The members of the esp-rs organization and the greater community have concluded our quarterly planning meeting for Q4 2023. Below you will find a brief summary of our plans for the coming months. Please note that these are only plans, there are no hard deadlines for any of these tasks, and they may slip to the next quarter if required.
You can check the Planning: Q4.2023 project on GitHub to follow the progress of this quarter's tasks.
Retrospective posts on progress made in previous quarters can be found on Scott Mabin's blog.
High-Priority Tasks
esp-pacs
Note: This issue has been carried forward from last quarter.
The ESP32-P4 was announced earlier this year. Now that we have relatively good support for the ESP32-C6 and ESP32-H2 in esp-hal, we will work on creating an SVD file and ultimately generating a Peripheral Access Crate (PAC) for this device. Work on the SVD is already underway, with the majority of peripherals present within it.
Once completed, the SVD file will be available via the espressif/svd repository. Once we have an SVD file, the PAC should come shortly after and will be found in the esp-rs/esp-pacs repository.
Tracking issue: Create a PAC for the ESP32-P4 (#81)
esp-hal
Note: This issue has been carried forward from last quarter.
We would like to add initial support for running applications on the various low-power cores. The ESP32-S2, ESP32-S3, and ESP32-C6 all have low-power RISC-V cores, so it would be great to be able to take advantage of these.
This functionality is already being worked on, and very early support has been merged into esp-hal already, so keep an eye on the tracking issue for additional updates. There is already preliminary support for the ESP32-C6 via esp32c6-lp-hal, and we plan to start work on the ESP32-S2/S3 soon.
Tracking issue: Add support for the RISC-V ULP (#377)
We also would like to set up some automated testing for espflash using real hardware. It would be valuable to have an automated process in which we can verify the various features of the tool without the tedium of doing this manually.
We have some infrastructure in place for this already in the form of self-hosted GitHub runners which have various devices physically connected to them. We need to next design and implement the software side of this testing infrastructure.
Tracking issue: Set up automated testing on hardware (#439)
Medium-Priority Tasks
esp-hal
Note: This issue has been carried forward from last quarter.
While we have some level of async
support in esp-hal already, this is limited to the peripherals and functionality covered by the traits defined in the embedded-hal-async package. While these traits cover the most common peripherals, there are many more available which are capable of asynchronous operation.
Over the next quarter, we will continue implementing asynchronous drivers for various peripherals which do not have traits pre-defined for them in embedded-hal-async.
If there are certain peripherals for which you specifically would like to see async support added, please feel free to comment in the tracking issue for this task, as this will help us prioritize what to work on.

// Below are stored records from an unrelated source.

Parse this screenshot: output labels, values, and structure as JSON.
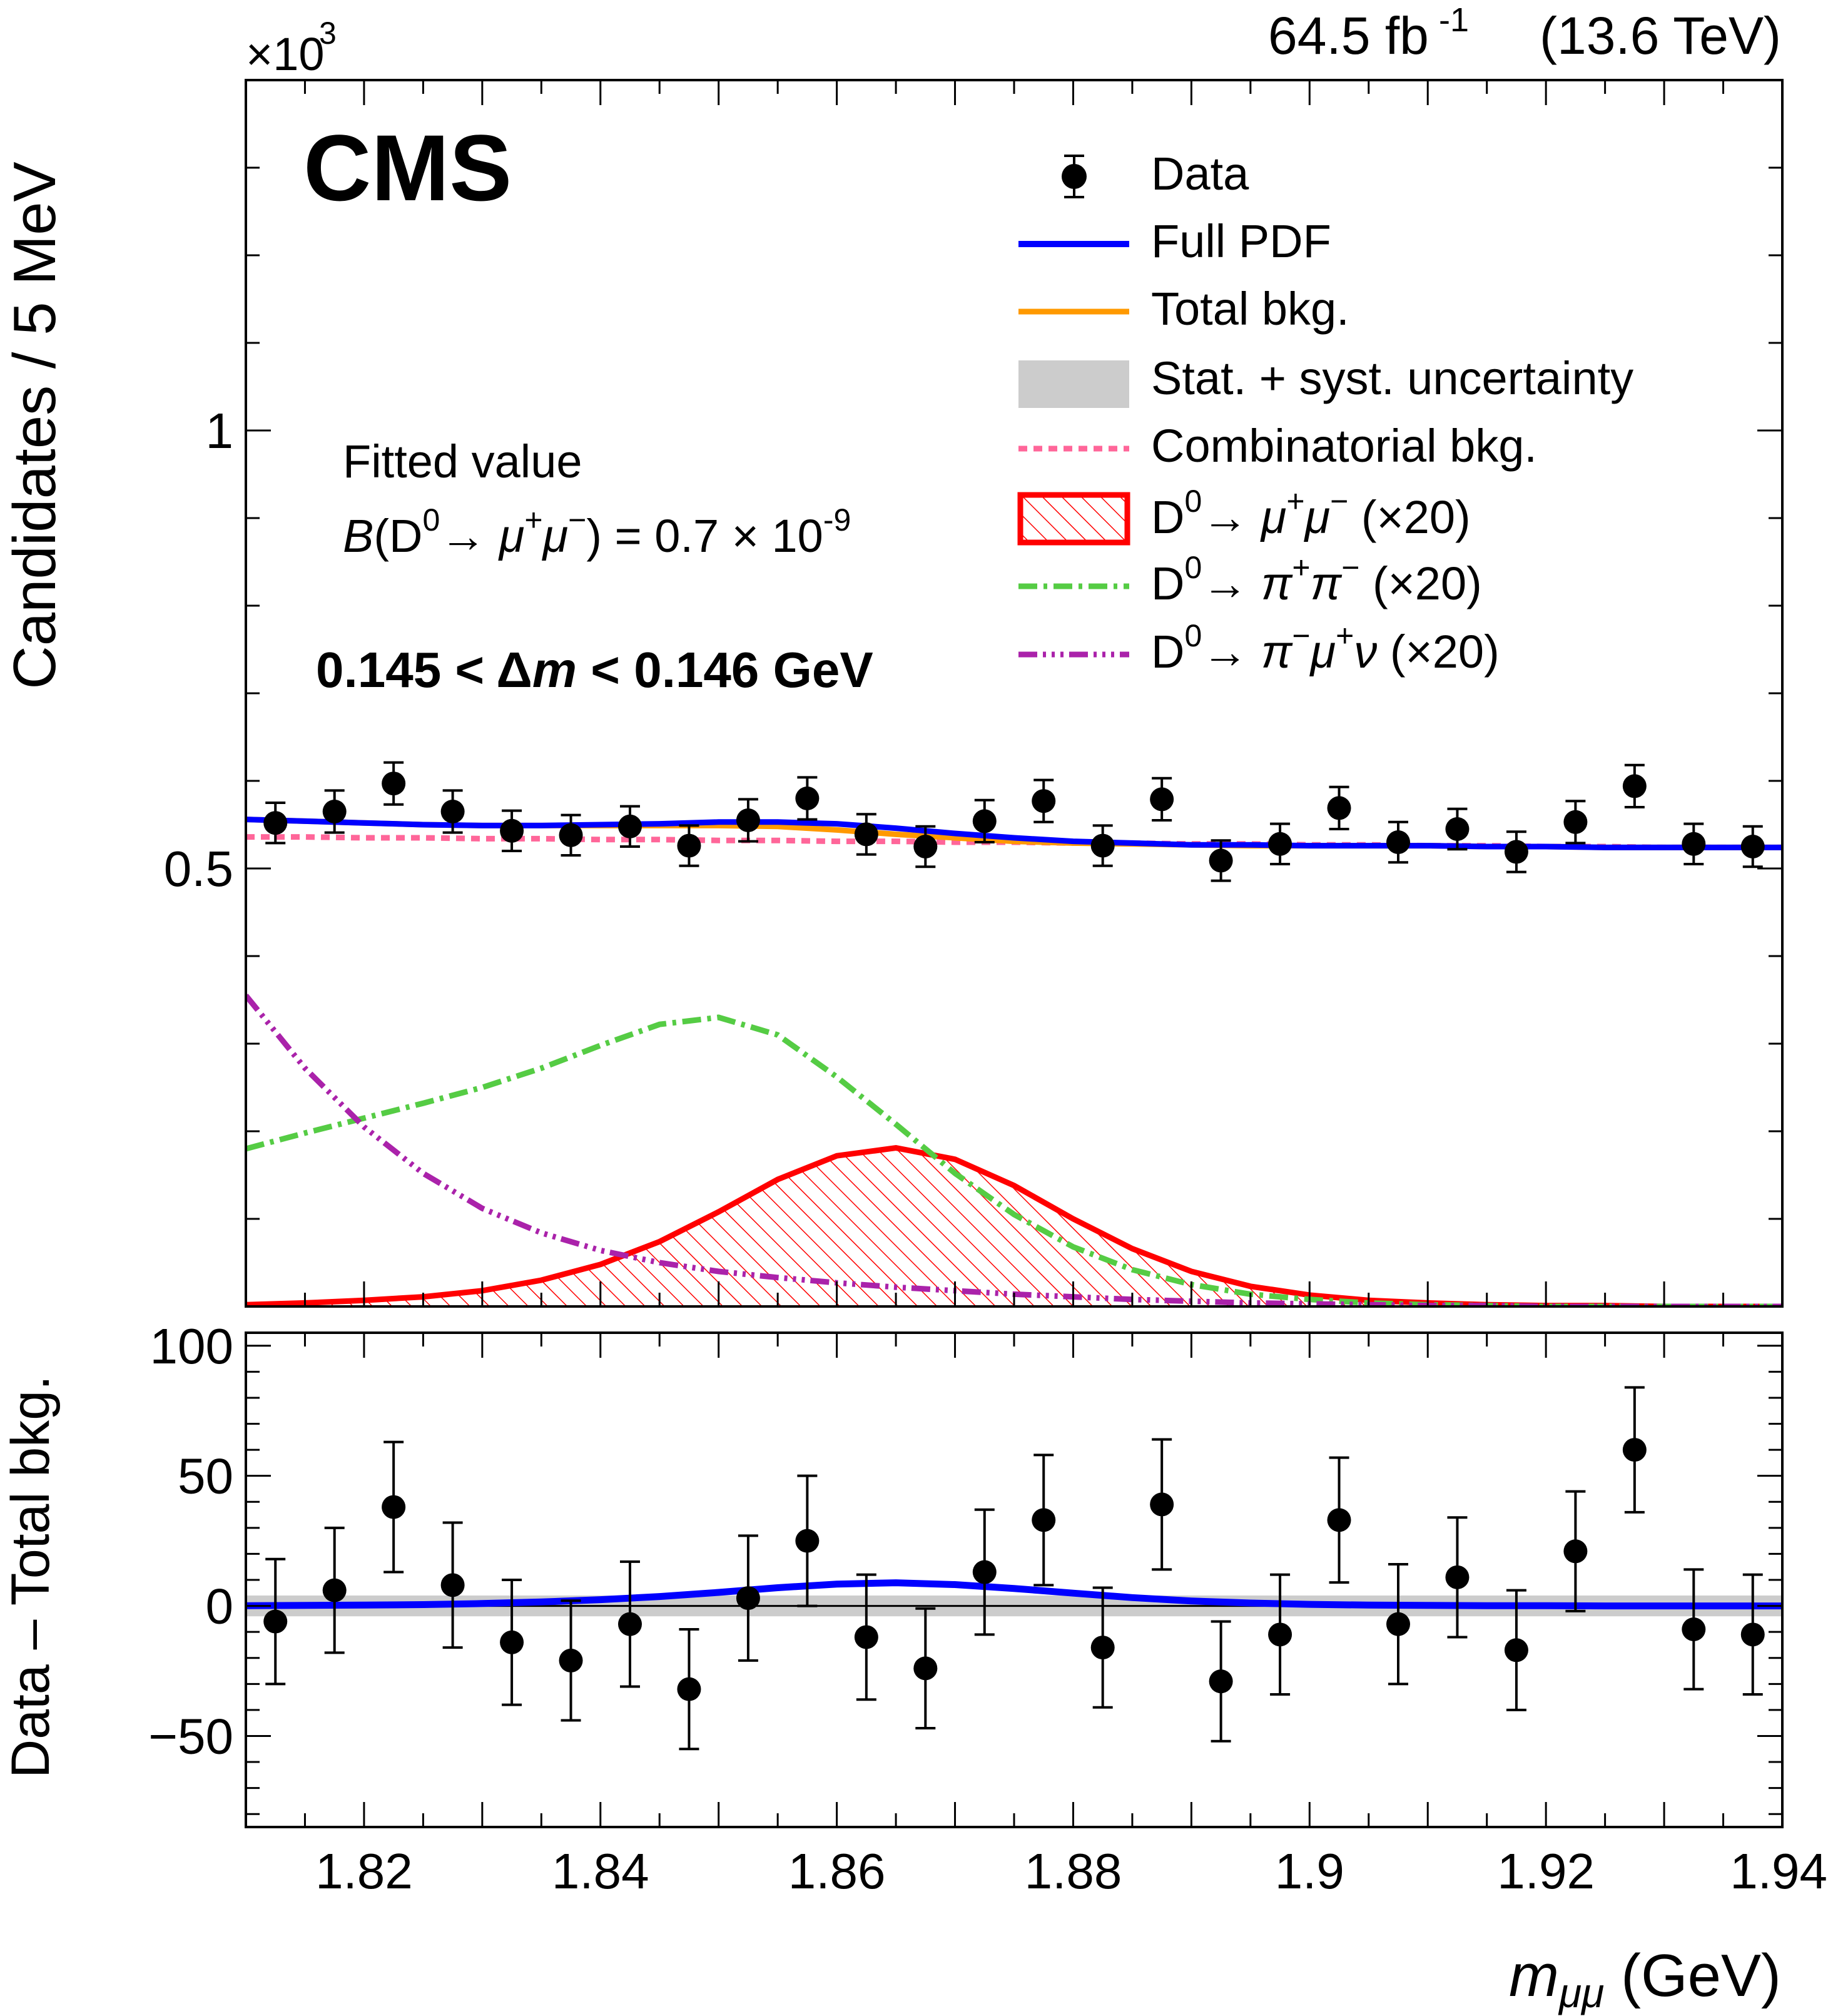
{
  "header": {
    "lumi_value": "64.5 fb",
    "lumi_exp": "-1",
    "energy": "(13.6 TeV)",
    "cms_label": "CMS",
    "exponent_prefix": "×10",
    "exponent_power": "3"
  },
  "annotations": {
    "fitted_title": "Fitted value",
    "fitted_B": "B",
    "fitted_open": "(D",
    "fitted_d_sup": "0",
    "fitted_arrow": "→ ",
    "fitted_mu1": "μ",
    "fitted_plus": "+",
    "fitted_mu2": "μ",
    "fitted_minus": "−",
    "fitted_rest": ") = 0.7 × 10",
    "fitted_power": "-9",
    "dm_left": "0.145 < ",
    "dm_delta": "Δ",
    "dm_m": "m",
    "dm_right": " < 0.146 GeV"
  },
  "legend": {
    "data": "Data",
    "full_pdf": "Full PDF",
    "total_bkg": "Total bkg.",
    "uncertainty": "Stat. + syst. uncertainty",
    "combinatorial": "Combinatorial bkg.",
    "mumu_prefix": "D",
    "mumu_sup": "0",
    "mumu_arrow": "→ ",
    "mumu_p1": "μ",
    "mumu_s1": "+",
    "mumu_p2": "μ",
    "mumu_s2": "−",
    "mumu_scale": " (×20)",
    "pipi_prefix": "D",
    "pipi_sup": "0",
    "pipi_arrow": "→ ",
    "pipi_p1": "π",
    "pipi_s1": "+",
    "pipi_p2": "π",
    "pipi_s2": "−",
    "pipi_scale": " (×20)",
    "pimunu_prefix": "D",
    "pimunu_sup": "0",
    "pimunu_arrow": "→ ",
    "pimunu_p1": "π",
    "pimunu_s1": "−",
    "pimunu_p2": "μ",
    "pimunu_s2": "+",
    "pimunu_p3": "ν",
    "pimunu_scale": " (×20)"
  },
  "colors": {
    "full_pdf": "#0000ff",
    "total_bkg": "#ff9900",
    "uncertainty": "#cccccc",
    "combinatorial": "#ff6699",
    "mumu": "#ff0000",
    "pipi": "#55cc44",
    "pimunu": "#aa22aa",
    "data": "#000000"
  },
  "chart_data": [
    {
      "type": "scatter",
      "panel": "main",
      "ylabel": "Candidates / 5 MeV",
      "xlim": [
        1.81,
        1.94
      ],
      "ylim": [
        0,
        1.4
      ],
      "y_ticks": [
        0.5,
        1
      ],
      "y_tick_labels": [
        "0.5",
        "1"
      ],
      "y_multiplier": "×10^3",
      "grid": false,
      "legend_position": "top-right",
      "data_points": {
        "x": [
          1.8125,
          1.8175,
          1.8225,
          1.8275,
          1.8325,
          1.8375,
          1.8425,
          1.8475,
          1.8525,
          1.8575,
          1.8625,
          1.8675,
          1.8725,
          1.8775,
          1.8825,
          1.8875,
          1.8925,
          1.8975,
          1.9025,
          1.9075,
          1.9125,
          1.9175,
          1.9225,
          1.9275,
          1.9325,
          1.9375
        ],
        "y": [
          0.552,
          0.565,
          0.597,
          0.565,
          0.543,
          0.538,
          0.548,
          0.526,
          0.555,
          0.58,
          0.539,
          0.525,
          0.554,
          0.577,
          0.526,
          0.579,
          0.509,
          0.528,
          0.569,
          0.53,
          0.545,
          0.519,
          0.553,
          0.594,
          0.528,
          0.525
        ],
        "yerr": [
          0.023,
          0.024,
          0.024,
          0.024,
          0.023,
          0.023,
          0.023,
          0.023,
          0.024,
          0.024,
          0.023,
          0.023,
          0.024,
          0.024,
          0.023,
          0.024,
          0.023,
          0.023,
          0.024,
          0.023,
          0.023,
          0.023,
          0.024,
          0.024,
          0.023,
          0.023
        ]
      },
      "curves": {
        "x": [
          1.81,
          1.815,
          1.82,
          1.825,
          1.83,
          1.835,
          1.84,
          1.845,
          1.85,
          1.855,
          1.86,
          1.865,
          1.87,
          1.875,
          1.88,
          1.885,
          1.89,
          1.895,
          1.9,
          1.905,
          1.91,
          1.915,
          1.92,
          1.925,
          1.93,
          1.935,
          1.94
        ],
        "full_pdf": [
          0.556,
          0.554,
          0.552,
          0.55,
          0.549,
          0.549,
          0.55,
          0.551,
          0.553,
          0.553,
          0.551,
          0.546,
          0.54,
          0.535,
          0.531,
          0.529,
          0.527,
          0.527,
          0.526,
          0.526,
          0.526,
          0.525,
          0.525,
          0.524,
          0.524,
          0.524,
          0.524
        ],
        "total_bkg": [
          0.556,
          0.554,
          0.552,
          0.55,
          0.549,
          0.549,
          0.549,
          0.549,
          0.549,
          0.548,
          0.544,
          0.539,
          0.535,
          0.531,
          0.529,
          0.528,
          0.527,
          0.526,
          0.526,
          0.526,
          0.526,
          0.525,
          0.525,
          0.524,
          0.524,
          0.524,
          0.524
        ],
        "combinatorial": [
          0.536,
          0.536,
          0.535,
          0.535,
          0.534,
          0.534,
          0.533,
          0.533,
          0.532,
          0.532,
          0.531,
          0.531,
          0.53,
          0.53,
          0.529,
          0.529,
          0.528,
          0.528,
          0.527,
          0.527,
          0.526,
          0.526,
          0.525,
          0.525,
          0.524,
          0.524,
          0.524
        ],
        "mumu_x20": [
          0.002,
          0.004,
          0.007,
          0.011,
          0.018,
          0.03,
          0.048,
          0.074,
          0.108,
          0.145,
          0.172,
          0.181,
          0.168,
          0.138,
          0.1,
          0.066,
          0.04,
          0.023,
          0.013,
          0.007,
          0.004,
          0.002,
          0.001,
          0.001,
          0.0,
          0.0,
          0.0
        ],
        "pipi_x20": [
          0.18,
          0.198,
          0.215,
          0.232,
          0.25,
          0.272,
          0.298,
          0.322,
          0.33,
          0.31,
          0.262,
          0.208,
          0.152,
          0.105,
          0.068,
          0.042,
          0.025,
          0.014,
          0.008,
          0.004,
          0.002,
          0.001,
          0.0,
          0.0,
          0.0,
          0.0,
          0.0
        ],
        "pimunu_x20": [
          0.355,
          0.272,
          0.205,
          0.152,
          0.112,
          0.084,
          0.064,
          0.05,
          0.04,
          0.033,
          0.027,
          0.022,
          0.018,
          0.014,
          0.011,
          0.008,
          0.006,
          0.004,
          0.003,
          0.002,
          0.001,
          0.001,
          0.0,
          0.0,
          0.0,
          0.0,
          0.0
        ]
      },
      "series": [
        {
          "name": "Data"
        },
        {
          "name": "Full PDF"
        },
        {
          "name": "Total bkg."
        },
        {
          "name": "Stat. + syst. uncertainty"
        },
        {
          "name": "Combinatorial bkg."
        },
        {
          "name": "D0→ μ+μ− (×20)"
        },
        {
          "name": "D0→ π+π− (×20)"
        },
        {
          "name": "D0→ π−μ+ν (×20)"
        }
      ]
    },
    {
      "type": "scatter",
      "panel": "ratio",
      "ylabel": "Data – Total bkg.",
      "xlabel": "m_μμ (GeV)",
      "xlim": [
        1.81,
        1.94
      ],
      "ylim": [
        -85,
        105
      ],
      "x_ticks": [
        1.82,
        1.84,
        1.86,
        1.88,
        1.9,
        1.92,
        1.94
      ],
      "x_tick_labels": [
        "1.82",
        "1.84",
        "1.86",
        "1.88",
        "1.9",
        "1.92",
        "1.94"
      ],
      "y_ticks": [
        -50,
        0,
        50,
        100
      ],
      "y_tick_labels": [
        "−50",
        "0",
        "50",
        "100"
      ],
      "data_points": {
        "x": [
          1.8125,
          1.8175,
          1.8225,
          1.8275,
          1.8325,
          1.8375,
          1.8425,
          1.8475,
          1.8525,
          1.8575,
          1.8625,
          1.8675,
          1.8725,
          1.8775,
          1.8825,
          1.8875,
          1.8925,
          1.8975,
          1.9025,
          1.9075,
          1.9125,
          1.9175,
          1.9225,
          1.9275,
          1.9325,
          1.9375
        ],
        "y": [
          -6,
          6,
          38,
          8,
          -14,
          -21,
          -7,
          -32,
          3,
          25,
          -12,
          -24,
          13,
          33,
          -16,
          39,
          -29,
          -11,
          33,
          -7,
          11,
          -17,
          21,
          60,
          -9,
          -11
        ],
        "yerr": [
          24,
          24,
          25,
          24,
          24,
          23,
          24,
          23,
          24,
          25,
          24,
          23,
          24,
          25,
          23,
          25,
          23,
          23,
          24,
          23,
          23,
          23,
          23,
          24,
          23,
          23
        ]
      },
      "fit_curve": {
        "x": [
          1.81,
          1.815,
          1.82,
          1.825,
          1.83,
          1.835,
          1.84,
          1.845,
          1.85,
          1.855,
          1.86,
          1.865,
          1.87,
          1.875,
          1.88,
          1.885,
          1.89,
          1.895,
          1.9,
          1.905,
          1.91,
          1.915,
          1.92,
          1.925,
          1.93,
          1.935,
          1.94
        ],
        "y": [
          0.1,
          0.2,
          0.3,
          0.5,
          0.9,
          1.5,
          2.4,
          3.6,
          5.2,
          7.0,
          8.4,
          8.9,
          8.2,
          6.7,
          4.9,
          3.2,
          1.9,
          1.1,
          0.6,
          0.3,
          0.2,
          0.1,
          0.1,
          0.0,
          0.0,
          0.0,
          0.0
        ]
      },
      "uncertainty_band": {
        "low": -4,
        "high": 4
      }
    }
  ]
}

Tracking issue: Implement async support for all applicable peripheral drivers (#361)
Note: This issue has been carried forward from last quarter.
Given that we plan on adding support for the low-power coprocessors, it makes sense to also focus on support for the different sleep modes on the high-power cores. This will enable people to write firmware for battery-operated devices, for which low power consumption is a critical requirement.
We, at the time of writing, support light- and deep-sleep modes for the ESP32 and ESP32-S3. Moving forward, the plans are to expand the API to support the other devices as well.
Tracking issue: Implement support for light-/deep-sleep (#375)
We would also like to (finally) get some hardware-in-loop testing going for the various HAL packages. As we continue to add support for additional devices and peripherals, testing becomes more difficult and regressions more likely.
We have some infrastructure in place for this already in the form of self-hosted GitHub runners which have various devices physically connected to them. We need to next design and implement the software side of this testing infrastructure.
Tracking issue: Set up hardware-in-loop testing (#809)
esp-wifi
Note: This issue has been carried forward from last quarter.
The esp-wifi library provides support for Bluetooth, ESP-NOW, and Wi-Fi across the full line of ESP32 devices. This library is still relatively young, however it has good support for the aforementioned features. We feel it has become usable enough to start building projects with, so we will work towards publishing our first release of this package.
We had hoped to accomplish this last quarter, however, we ended up being blocked on some unpublished dependencies. These packages have now been published, so we are actively preparing for a release of esp-wifi at the time of writing.
Tracking issue: Release first version on crates.io (#154)
Low-Priority Tasks
We have not identified any low-priority tasks which we would like to focus on this quarter.